2.4.1 The qualtitative analysis of phytochemical analysis or secondary metabolites such as alkaloides, steroids, saponins, flavonoids, phenols and glycosides. The metabolites were determined according to Harborne methods [9].
2.4.2 The quantitative analyses of flavonoids and phenols.
Flavonoids contents have been determined according to
Markham method [10]. Total phenols were determined according to colorimetry method [11].
DPPH radical scavenging activity has been determined of extract according to Burits and Bucar method [12].
The Sprague Dawley albino male healthy rats were obtained from Research Institute of Ophthalmology; Giza, Egypt has been used in the present work. The animals were weighting (100 – 180g) and kept in an air conditioned animal room for two weeks before the present studies start. The animals were fed on basal diet composed according to Lane Peter and Pearson method [13]. After adaptation, 30 of those male rats were divided into 6 groups each group contained five rats as:
A. G1: Negative control: Fed on the basal diet.
B. G2: Positive control: Fed on the basal diet and injected
by (10% CCl4).
C. G3: Fed on the basal diet and injected by (10% CCl4)
and treated orally with silymarin (0.2 g/kg b. w).
D. G4: Fed on the basal diet and injected by (10% CCl4)
and treated orally with Zinnia elegans extract (50 mg/100g b. w).
E. G5: Fed on the basal diet and injected by (10% CCl4) and treated orally with Zinnia elegans extract (100 mg/100g b. w).
F. G6: Fed on the basal diet and injected by (10% CCl4) and treated orally with Zinnia elegans extract (125 mg/100g b. w).
At the end of the experiment, all the animals were subjected to over-night fasting before being scarified by decapitation.

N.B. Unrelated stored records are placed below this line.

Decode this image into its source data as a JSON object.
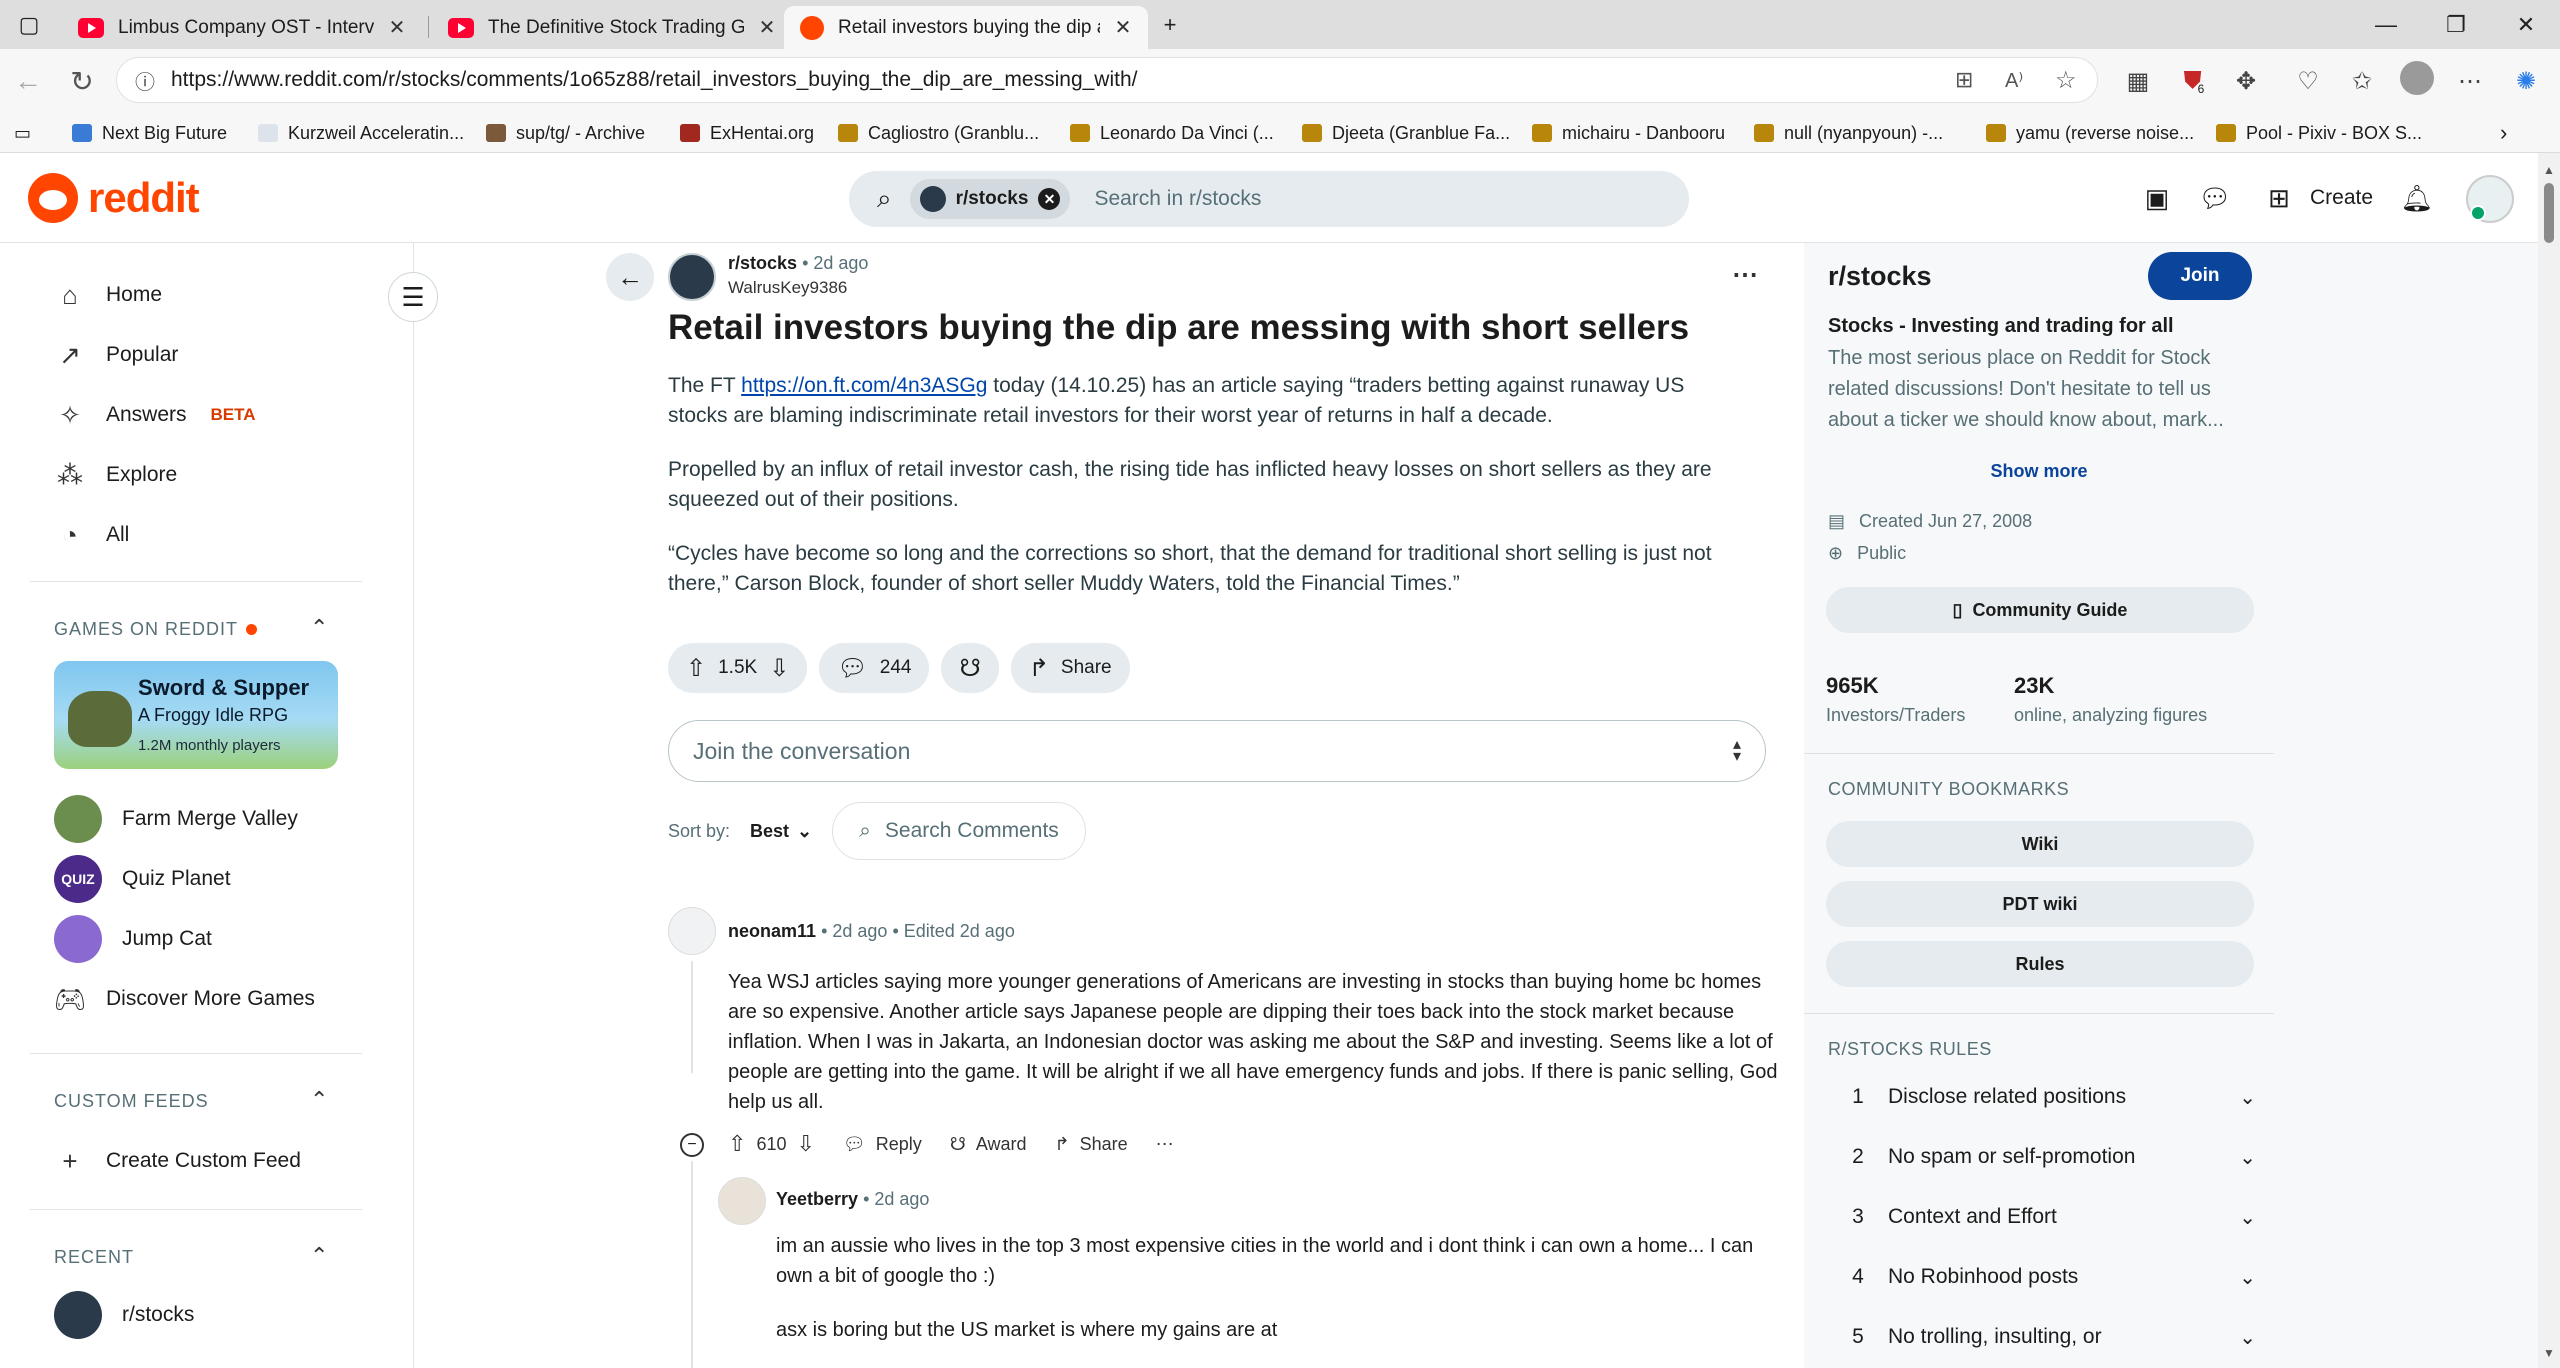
{
  "browser": {
    "tabs": [
      {
        "title": "Limbus Company OST - Intervallo",
        "icon": "youtube-icon"
      },
      {
        "title": "The Definitive Stock Trading Guide",
        "icon": "youtube-icon"
      },
      {
        "title": "Retail investors buying the dip are messing with",
        "icon": "reddit-icon"
      }
    ],
    "url": "https://www.reddit.com/r/stocks/comments/1o65z88/retail_investors_buying_the_dip_are_messing_with/",
    "extension_badge": "6",
    "bookmarks": [
      "Next Big Future",
      "Kurzweil Acceleratin...",
      "sup/tg/ - Archive",
      "ExHentai.org",
      "Cagliostro (Granblu...",
      "Leonardo Da Vinci (...",
      "Djeeta (Granblue Fa...",
      "michairu - Danbooru",
      "null (nyanpyoun) -...",
      "yamu (reverse noise...",
      "Pool - Pixiv - BOX S..."
    ]
  },
  "header": {
    "logo_text": "reddit",
    "search_chip": "r/stocks",
    "search_placeholder": "Search in r/stocks",
    "create_label": "Create"
  },
  "sidebar": {
    "nav": [
      {
        "label": "Home",
        "icon": "home-icon"
      },
      {
        "label": "Popular",
        "icon": "popular-icon"
      },
      {
        "label": "Answers",
        "badge": "BETA",
        "icon": "answers-icon"
      },
      {
        "label": "Explore",
        "icon": "explore-icon"
      },
      {
        "label": "All",
        "icon": "all-icon"
      }
    ],
    "games_heading": "GAMES ON REDDIT",
    "featured_game": {
      "title": "Sword & Supper",
      "subtitle": "A Froggy Idle RPG",
      "players": "1.2M monthly players"
    },
    "games": [
      "Farm Merge Valley",
      "Quiz Planet",
      "Jump Cat",
      "Discover More Games"
    ],
    "custom_feeds_heading": "CUSTOM FEEDS",
    "create_custom_feed": "Create Custom Feed",
    "recent_heading": "RECENT",
    "recent": [
      "r/stocks"
    ]
  },
  "post": {
    "subreddit": "r/stocks",
    "time": "2d ago",
    "author": "WalrusKey9386",
    "title": "Retail investors buying the dip are messing with short sellers",
    "p1_before": "The FT ",
    "p1_link": "https://on.ft.com/4n3ASGg",
    "p1_after": " today (14.10.25) has an article saying “traders betting against runaway US stocks are blaming indiscriminate retail investors for their worst year of returns in half a decade.",
    "p2": "Propelled by an influx of retail investor cash, the rising tide has inflicted heavy losses on short sellers as they are squeezed out of their positions.",
    "p3": "“Cycles have become so long and the corrections so short, that the demand for traditional short selling is just not there,” Carson Block, founder of short seller Muddy Waters, told the Financial Times.”",
    "votes": "1.5K",
    "comments": "244",
    "share_label": "Share",
    "join_placeholder": "Join the conversation",
    "sort_label": "Sort by:",
    "sort_value": "Best",
    "search_comments_placeholder": "Search Comments"
  },
  "comments": [
    {
      "user": "neonam11",
      "time": "2d ago",
      "edited": "Edited 2d ago",
      "text": "Yea WSJ articles saying more younger generations of Americans are investing in stocks than buying home bc homes are so expensive. Another article says Japanese people are dipping their toes back into the stock market because inflation. When I was in Jakarta, an Indonesian doctor was asking me about the S&P and investing. Seems like a lot of people are getting into the game. It will be alright if we all have emergency funds and jobs. If there is panic selling, God help us all.",
      "votes": "610",
      "reply_label": "Reply",
      "award_label": "Award",
      "share_label": "Share"
    },
    {
      "user": "Yeetberry",
      "time": "2d ago",
      "text": "im an aussie who lives in the top 3 most expensive cities in the world and i dont think i can own a home... I can own a bit of google tho :)",
      "text2": "asx is boring but the US market is where my gains are at"
    }
  ],
  "community": {
    "name": "r/stocks",
    "join_label": "Join",
    "tagline": "Stocks - Investing and trading for all",
    "description": "The most serious place on Reddit for Stock related discussions! Don't hesitate to tell us about a ticker we should know about, mark...",
    "show_more": "Show more",
    "created": "Created Jun 27, 2008",
    "visibility": "Public",
    "guide_label": "Community Guide",
    "members": "965K",
    "members_label": "Investors/Traders",
    "online": "23K",
    "online_label": "online, analyzing figures",
    "bookmarks_heading": "COMMUNITY BOOKMARKS",
    "bookmarks": [
      "Wiki",
      "PDT wiki",
      "Rules"
    ],
    "rules_heading": "R/STOCKS RULES",
    "rules": [
      {
        "n": "1",
        "text": "Disclose related positions"
      },
      {
        "n": "2",
        "text": "No spam or self-promotion"
      },
      {
        "n": "3",
        "text": "Context and Effort"
      },
      {
        "n": "4",
        "text": "No Robinhood posts"
      },
      {
        "n": "5",
        "text": "No trolling, insulting, or"
      }
    ]
  },
  "colors": {
    "brand": "#ff4500",
    "join_button": "#0a449b",
    "link": "#0045ac"
  }
}
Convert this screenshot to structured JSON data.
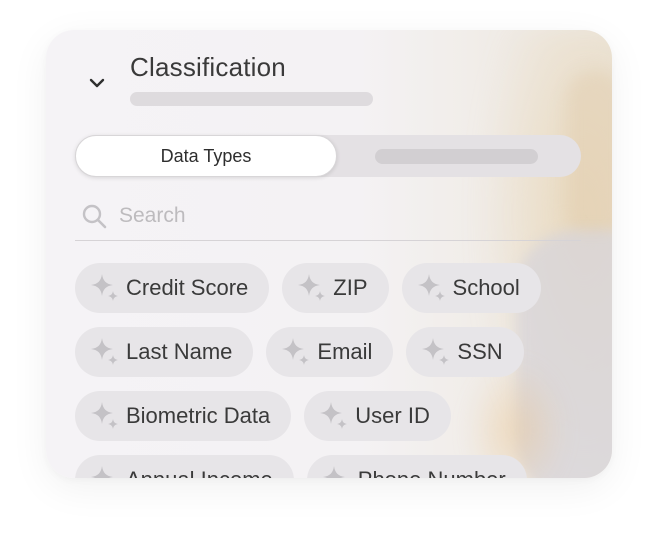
{
  "panel": {
    "title": "Classification",
    "segmented": {
      "active_label": "Data Types"
    },
    "search": {
      "placeholder": "Search",
      "value": ""
    },
    "tags": [
      [
        "Credit Score",
        "ZIP",
        "School"
      ],
      [
        "Last Name",
        "Email",
        "SSN"
      ],
      [
        "Biometric Data",
        "User ID"
      ],
      [
        "Annual Income",
        "Phone Number"
      ]
    ]
  },
  "colors": {
    "card_bg": "#f5f3f6",
    "tag_bg": "#e7e5e8",
    "text": "#3a3a3a",
    "placeholder": "#bdbbbe",
    "icon": "#c4c2c6"
  },
  "icons": {
    "collapse": "chevron-down-icon",
    "search": "search-icon",
    "tag": "sparkle-icon"
  }
}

The Blood samples were collected with heparin to obtain serum and plasma that were kept at -20ºC, for further analysis enzymatic.
AST and ALT activity were determined according to colorimetric method [14]. Urea and creatinine were determined according to A rapid and precise method [15,
16] respectively. Glutathione reduced and Glutathione-s-
transferase were determined according to colorimetric
method [17, 18] respectively. HDL-cholesterol and LDL –
cholesterol were determined according to colorimetric
method [19]. Hydrogen peroxide and Lipid peroxide assay were determined according to colorimetric method [20, 21] respectively. Superoxide dismutase activity and Nitric oxide were determined according to colorimetric method [22, 23] respectively.
All values were expressed as mean ± S.E and statistically analyzed for significance using ANOVA Duncan Test of Assistat program. P<0.05 was considered as statistically significant [24].
3.1.1 The qualitative analysis of secondary metabolites in Table (1) Show that Zinnia elegans contain of steroids, saponins, flavonoids, phenols and glycosides. The recorded data were in agreement with Athar [25] who found that saponins, phenolic and flavonoids in Z. elegans. The highly content of phenolic and flavonoids play important role as a natural antioxidant compounds in Z. elegans.
TABLE 1
PHYTOCHEMICAL ANALYSIS OF ZINNIA ELEGANS LEAVES
ETHANOLIC EXTRACT.
Phytochemical constituents | Z. elegans |
+Ve/-Ve | |
Alkaloids | -Ve |
Saponins | ++Ve |
Phenols | +Ve |
Steroids | +Ve |
Flavonoids | ++Ve |
Glycosides | +Ve |
+++ High ++ Medium + Low
3.1.2 The quantitative analysis of secondary metabolites such as flavonoids and phenols. The data are shown in Table (2) that Total flavonoids content and total phenols of Zinnia elegans leaves ethanolic extract reflected a highly content of phenols and flavonoids (2.60mg/g and 0.61mg/g) of dry weight respectively. The recorded data were in agreement with Samson [26] who found that the methanolic extract of E.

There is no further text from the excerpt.